With my DS1, it took till about 16 weeks for him to stop with the constant crying, and even then he was pretty unsettled until six months. Wouldn't take a dummy, hated the pram, screamed in the car seat, swing, hammock, bouncy chair, everything. I was the mother who pitched up to antenatal group meetings in tears every time and wondered what I was doing wrong.
How many/what types of sling have you tried? It's worth persevering as they definitely have presences. We got on best with an Ergo and carried him everywhere for the first year because ut turned to be more convenient than a buggy.
He's now 2.5 and a happy, cheeky
handful boy. I have a 4 week old DS2 who hardly cries at all and the contrast is stark - and has really brought home the fact that DS1's crying was nothing to do with my parenting.
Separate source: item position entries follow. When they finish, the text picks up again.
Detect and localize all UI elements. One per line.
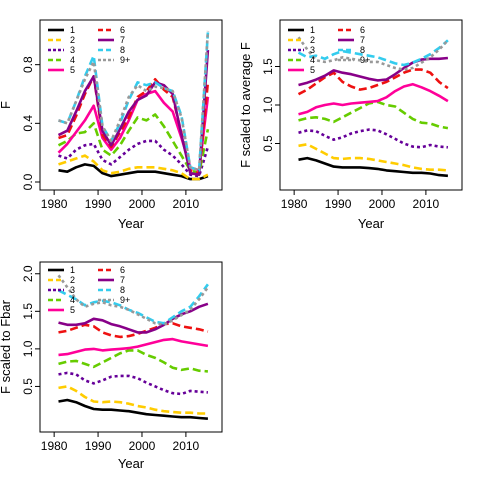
series-line-7	[57, 49, 210, 176]
legend-label: 2	[310, 35, 315, 45]
legend-label: 8	[120, 285, 125, 295]
series-line-2	[298, 143, 449, 172]
x-tick-label: 2000	[129, 197, 156, 211]
legend-label: 6	[120, 25, 125, 35]
series-line-2	[58, 385, 208, 415]
series-line-3	[298, 128, 449, 149]
x-tick-label: 1990	[85, 439, 112, 453]
legend-label: 4	[70, 55, 75, 65]
y-tick-label: 1.5	[21, 303, 35, 320]
series-line-2	[58, 154, 209, 181]
y-tick-label: 0.4	[21, 115, 35, 132]
panel-f-scaled-to-average: 1980 1990 2000 2010 0.5 1.0 1.5 Year F scaled to…	[238, 19, 463, 231]
y-tick-label: 0.5	[21, 378, 35, 395]
plot-frame	[279, 19, 463, 191]
y-tick-label: 1.0	[261, 96, 275, 113]
legend-label: 5	[70, 65, 75, 75]
legend-label: 6	[120, 265, 125, 275]
series-line-4	[298, 100, 449, 130]
series-line-5	[58, 337, 209, 357]
series-line-3	[58, 371, 209, 396]
y-tick-label: 2.0	[21, 265, 35, 282]
series-line-6	[58, 321, 209, 339]
legend-label: 4	[70, 295, 75, 305]
series-line-9plus	[58, 30, 210, 172]
x-tick-label: 2010	[413, 197, 440, 211]
plot-frame	[39, 19, 223, 191]
series-line-4	[57, 113, 210, 175]
legend-label: 1	[70, 265, 75, 275]
x-tick-label: 2010	[173, 439, 200, 453]
series-line-3	[58, 139, 210, 178]
y-tick-label: 0.8	[21, 56, 35, 73]
legend-label: 7	[120, 275, 125, 285]
series-line-1	[298, 156, 449, 178]
legend-label: 1	[70, 25, 75, 35]
series-line-9plus	[57, 274, 209, 327]
legend-label: 3	[70, 285, 75, 295]
x-tick-label: 2000	[129, 439, 156, 453]
x-tick-label: 1980	[281, 197, 308, 211]
y-tick-label: 0.5	[261, 135, 275, 152]
legend-label: 1	[310, 25, 315, 35]
x-tick-label: 2010	[173, 197, 200, 211]
x-tick-label: 1990	[85, 197, 112, 211]
x-axis-label: Year	[118, 216, 145, 231]
legend-label: 2	[70, 35, 75, 45]
legend-label: 5	[70, 305, 75, 315]
y-axis-label: F scaled to Fbar	[0, 299, 13, 394]
series-line-1	[58, 398, 209, 420]
series-line-4	[58, 349, 209, 373]
x-axis-label: Year	[118, 456, 145, 471]
y-axis-label: F scaled to average F	[238, 42, 253, 168]
x-axis-label: Year	[358, 216, 385, 231]
series-line-8	[297, 39, 449, 67]
panel-f-scaled-to-fbar: 1980 1990 2000 2010 0.5 1.0 1.5 2.0 Year F scaled…	[0, 261, 223, 471]
legend-label: 7	[360, 35, 365, 45]
plot-frame	[39, 261, 223, 433]
series-line-1	[58, 163, 209, 181]
y-tick-label: 1.0	[21, 340, 35, 357]
x-tick-label: 2000	[369, 197, 396, 211]
legend-label: 8	[360, 45, 365, 55]
legend-label: 4	[310, 55, 315, 65]
y-tick-label: 1.5	[261, 58, 275, 75]
series-line-5	[298, 82, 449, 116]
legend-label: 8	[120, 45, 125, 55]
x-tick-label: 1980	[41, 197, 68, 211]
y-tick-label: 0.0	[21, 173, 35, 190]
series-line-9plus	[297, 36, 449, 71]
legend-label: 6	[360, 25, 365, 35]
x-tick-label: 1990	[325, 197, 352, 211]
legend-label: 3	[310, 45, 315, 55]
legend-label: 2	[70, 275, 75, 285]
legend-label: 3	[70, 45, 75, 55]
series-line-7	[58, 302, 209, 334]
series-line-6	[297, 68, 449, 96]
legend-label: 9+	[120, 55, 130, 65]
x-tick-label: 1980	[41, 439, 68, 453]
y-axis-label: F	[0, 101, 13, 109]
legend-label: 7	[120, 35, 125, 45]
series-line-7	[298, 56, 449, 87]
legend-label: 9+	[120, 295, 130, 305]
legend-label: 9+	[360, 55, 370, 65]
legend-label: 5	[310, 65, 315, 75]
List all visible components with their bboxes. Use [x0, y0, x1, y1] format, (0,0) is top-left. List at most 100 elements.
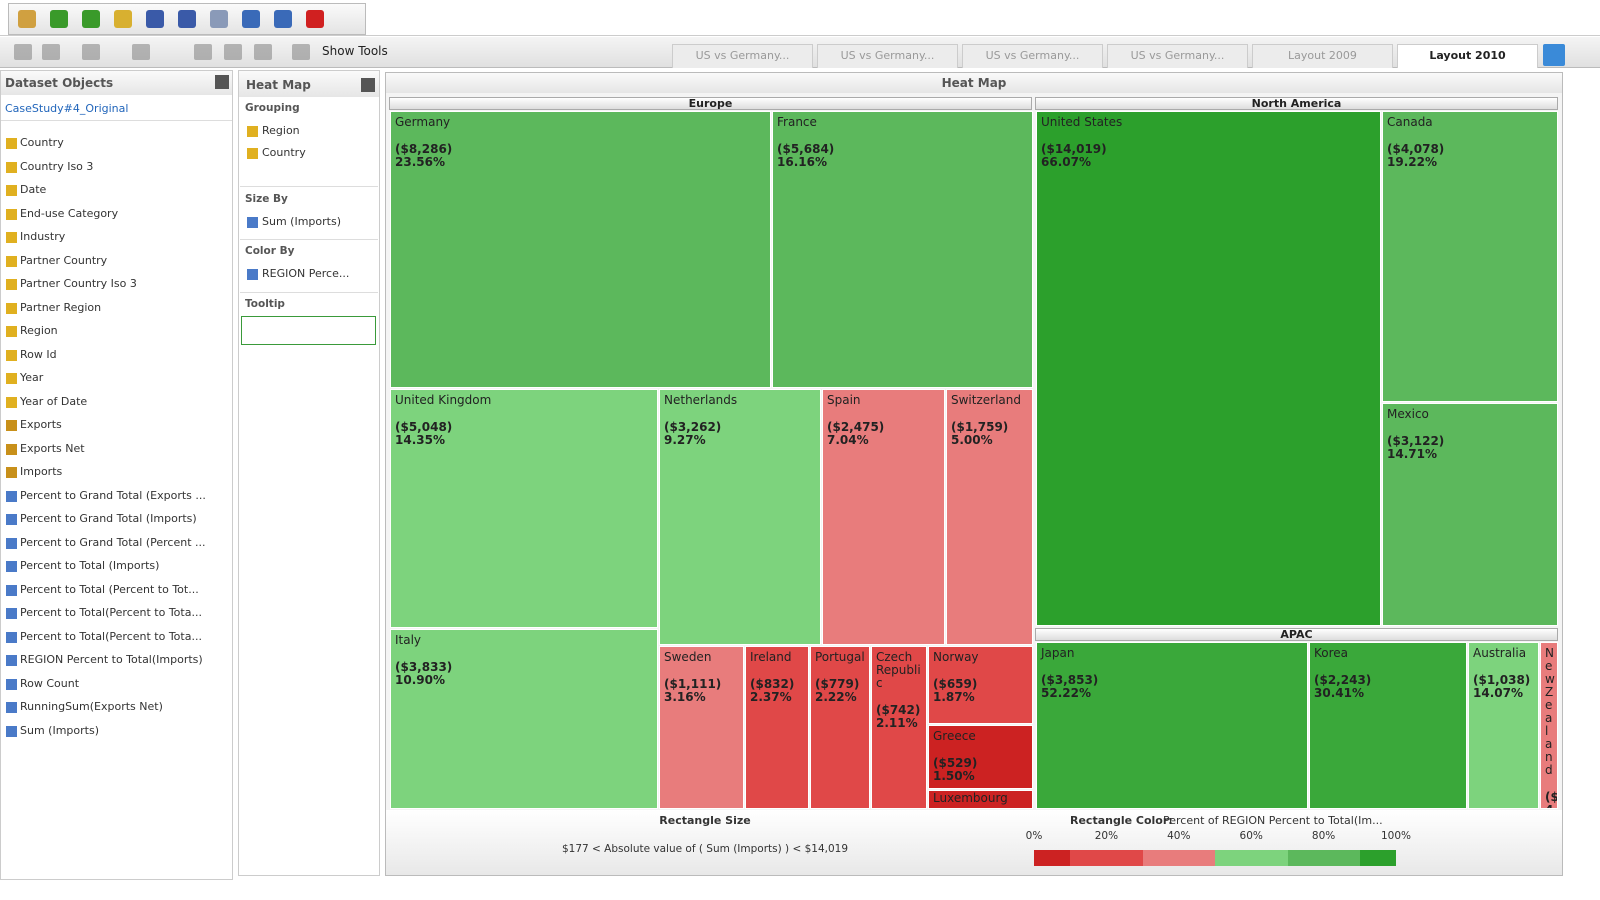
panel-header	[1, 71, 232, 95]
object-icon	[6, 326, 17, 337]
dataset-object[interactable]: Exports Net	[20, 441, 85, 455]
tab[interactable]: Layout 2010	[1397, 44, 1538, 68]
heatmap-cell[interactable]: Italy ($3,833) 10.90%	[390, 629, 658, 809]
heatmap-cell[interactable]: Sweden ($1,111) 3.16%	[659, 646, 744, 809]
heatmap-cell[interactable]: Ireland ($832) 2.37%	[745, 646, 809, 809]
heatmap-cell[interactable]: Australia ($1,038) 14.07%	[1468, 642, 1539, 809]
heatmap-cell[interactable]: Greece ($529) 1.50%	[928, 725, 1033, 789]
dataset-object[interactable]: RunningSum(Exports Net)	[20, 700, 163, 713]
tab[interactable]: US vs Germany...	[1107, 44, 1248, 68]
object-icon	[6, 396, 17, 408]
cell-percent: 14.35%	[395, 433, 445, 447]
heatmap-cell[interactable]: Netherlands ($3,262) 9.27%	[659, 389, 821, 645]
object-icon	[6, 702, 17, 713]
cell-percent: 23.56%	[395, 155, 445, 169]
heatmap-cell[interactable]: Norway ($659) 1.87%	[928, 646, 1033, 724]
dataset-object[interactable]: Partner Country	[20, 253, 108, 267]
tool-button[interactable]	[254, 44, 272, 60]
section-item[interactable]: Region	[262, 124, 300, 137]
heatmap-cell[interactable]: Germany ($8,286) 23.56%	[390, 111, 771, 388]
object-icon	[6, 255, 17, 267]
heatmap-cell[interactable]: Switzerland ($1,759) 5.00%	[946, 389, 1033, 645]
dataset-object[interactable]: Percent to Total(Percent to Tota...	[20, 629, 202, 643]
dataset-object[interactable]: Exports	[20, 418, 62, 431]
tool-button[interactable]	[42, 44, 60, 60]
dataset-object[interactable]: Row Count	[20, 676, 80, 690]
cell-percent: 14.07%	[1473, 686, 1523, 700]
dataset-object[interactable]: Percent to Total (Imports)	[20, 559, 160, 572]
section-item[interactable]: REGION Perce...	[262, 267, 350, 280]
toolbar-button[interactable]	[18, 10, 36, 28]
tooltip-input[interactable]	[241, 316, 376, 345]
dataset-object[interactable]: Percent to Grand Total (Imports)	[20, 512, 197, 525]
section-label: Grouping	[245, 102, 300, 114]
toolbar-button[interactable]	[82, 10, 100, 28]
heatmap-cell[interactable]: Spain ($2,475) 7.04%	[822, 389, 945, 645]
tool-button[interactable]	[14, 44, 32, 60]
heatmap-cell[interactable]: France ($5,684) 16.16%	[772, 111, 1033, 388]
dataset-object[interactable]: Row Id	[20, 347, 57, 361]
cell-name: Mexico	[1387, 407, 1429, 421]
dataset-object[interactable]: Country	[20, 136, 64, 149]
tab[interactable]: US vs Germany...	[962, 44, 1103, 68]
dataset-object[interactable]: REGION Percent to Total(Imports)	[20, 653, 203, 666]
tab[interactable]: US vs Germany...	[817, 44, 958, 68]
dataset-source[interactable]: CaseStudy#4_Original	[5, 102, 129, 115]
heatmap-cell[interactable]: Luxembourg	[928, 790, 1033, 809]
heatmap-cell[interactable]: Mexico ($3,122) 14.71%	[1382, 403, 1558, 626]
legend-swatch	[1215, 850, 1288, 866]
dataset-object[interactable]: Percent to Total (Percent to Tot...	[20, 582, 199, 596]
cell-name: Ireland	[750, 650, 792, 664]
tool-button[interactable]	[292, 44, 310, 60]
dataset-object[interactable]: Percent to Total(Percent to Tota...	[20, 606, 202, 619]
tool-button[interactable]	[82, 44, 100, 60]
toolbar-button[interactable]	[242, 10, 260, 28]
section-item[interactable]: Sum (Imports)	[262, 215, 341, 228]
tab[interactable]: Layout 2009	[1252, 44, 1393, 68]
tool-button[interactable]	[224, 44, 242, 60]
close-button[interactable]	[215, 75, 229, 89]
dataset-object[interactable]: Sum (Imports)	[20, 723, 99, 737]
object-icon	[6, 420, 17, 431]
legend-tick: 60%	[1239, 830, 1263, 842]
cell-amount: ($8,286)	[395, 142, 453, 156]
toolbar-button[interactable]	[50, 10, 68, 28]
dataset-object[interactable]: Partner Country Iso 3	[20, 277, 137, 290]
dataset-object[interactable]: Year	[20, 371, 44, 384]
object-icon	[6, 631, 17, 643]
dataset-object[interactable]: Region	[20, 324, 58, 337]
heatmap-cell[interactable]: New Zealand ($243)	[1540, 642, 1558, 809]
dataset-object[interactable]: Percent to Grand Total (Exports ...	[20, 488, 206, 502]
toolbar-button[interactable]	[146, 10, 164, 28]
divider	[1, 120, 232, 121]
dataset-object[interactable]: Industry	[20, 230, 66, 243]
heatmap-cell[interactable]: United States ($14,019) 66.07%	[1036, 111, 1381, 626]
tab[interactable]: US vs Germany...	[672, 44, 813, 68]
show-tools[interactable]: Show Tools	[322, 44, 388, 58]
dataset-object[interactable]: Percent to Grand Total (Percent ...	[20, 535, 206, 549]
close-button[interactable]	[361, 78, 375, 92]
add-tab[interactable]	[1543, 44, 1565, 66]
heatmap-cell[interactable]: Portugal ($779) 2.22%	[810, 646, 870, 809]
heatmap-cell[interactable]: Japan ($3,853) 52.22%	[1036, 642, 1308, 809]
section-item[interactable]: Country	[262, 146, 306, 159]
tool-button[interactable]	[132, 44, 150, 60]
heatmap-cell[interactable]: Korea ($2,243) 30.41%	[1309, 642, 1467, 809]
dataset-object[interactable]: Date	[20, 183, 47, 196]
object-icon	[6, 373, 17, 384]
toolbar-button[interactable]	[114, 10, 132, 28]
dataset-object[interactable]: Partner Region	[20, 300, 102, 314]
toolbar-button[interactable]	[210, 10, 228, 28]
dataset-object[interactable]: Imports	[20, 465, 63, 478]
heatmap-cell[interactable]: Canada ($4,078) 19.22%	[1382, 111, 1558, 402]
dataset-object[interactable]: Country Iso 3	[20, 159, 94, 173]
toolbar-button[interactable]	[306, 10, 324, 28]
toolbar-button[interactable]	[178, 10, 196, 28]
dataset-object[interactable]: End-use Category	[20, 206, 119, 220]
tool-button[interactable]	[194, 44, 212, 60]
dataset-object[interactable]: Year of Date	[20, 394, 88, 408]
heatmap-cell[interactable]: United Kingdom ($5,048) 14.35%	[390, 389, 658, 628]
heatmap-cell[interactable]: Czech Republic ($742) 2.11%	[871, 646, 927, 809]
toolbar-button[interactable]	[274, 10, 292, 28]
Some babies would really have preferred an extra trimester in the womb!
Mine was exactly the same, she didnt like anything, the pram , car, people, the swing, lying on her back. She is on pepti 1 too. She wakes between 5 and 15 times a night. Ditto everyone else's advice but I can say you will see a BIG improvement if you wean early.dont listen to the hv. Donit at 12 weeks, srart will stsrchy foods, avoid acidic foods like fruit. Oh and burb them after every
! feed really well.
we're just starting on baby rice atm. only tried once so far but going to give some at his 1pm feed.
am I best giving it before/during or after his milk.
he has the starlight swing from m&p which he still cant stand. he has a bright stars bouncy chair which he'll sometimes tolerate while I make a feed up. what I don't under is why???
I have always sat him in the chair/carseat/pram etc so its not as if it's new to him.
the car especially is hit and miss now. some journeys good some bad. in some ways that's more difficult as its like pot luck whether I get a good or bad one...
im sure his feed and omeprazole are working as when he needs tge dose increasing he starts with the squealing overnight which he used to do before he was diagnosed.
he likes a bit of time on his back now but is just very quick to whine.
This sounds awful but it's very much like if he were an adult I woukd be telling him to get a bloody grip! its that kind of whiny if you get me?
Both mine are/ were like this. DS1 was horrendous and hated his pram, highhair boucner chair. He was missively over sensitive and just grumpy. He grew into a spirited strong willed toddler but far more manageable than he was as a baby. By age 3 I would say he had just grown into himself and has been easy peasy ever since.
We often suspected reflux but gaviscon never helped and he wasn't inconsolable as such, just generally cranky and couldn't deal with the world well. We also tried cranial osteopathy but he was so unsettled and it didn't change anything.
He's 5 now and is a lovely little boy. No trouble at all. Basically he just hated being a baby and one he got walking and talking has been brilliant ever since.
DS2 is similar to how DS1 was. Very frustrating and hard work but so I feel for you but it will get better.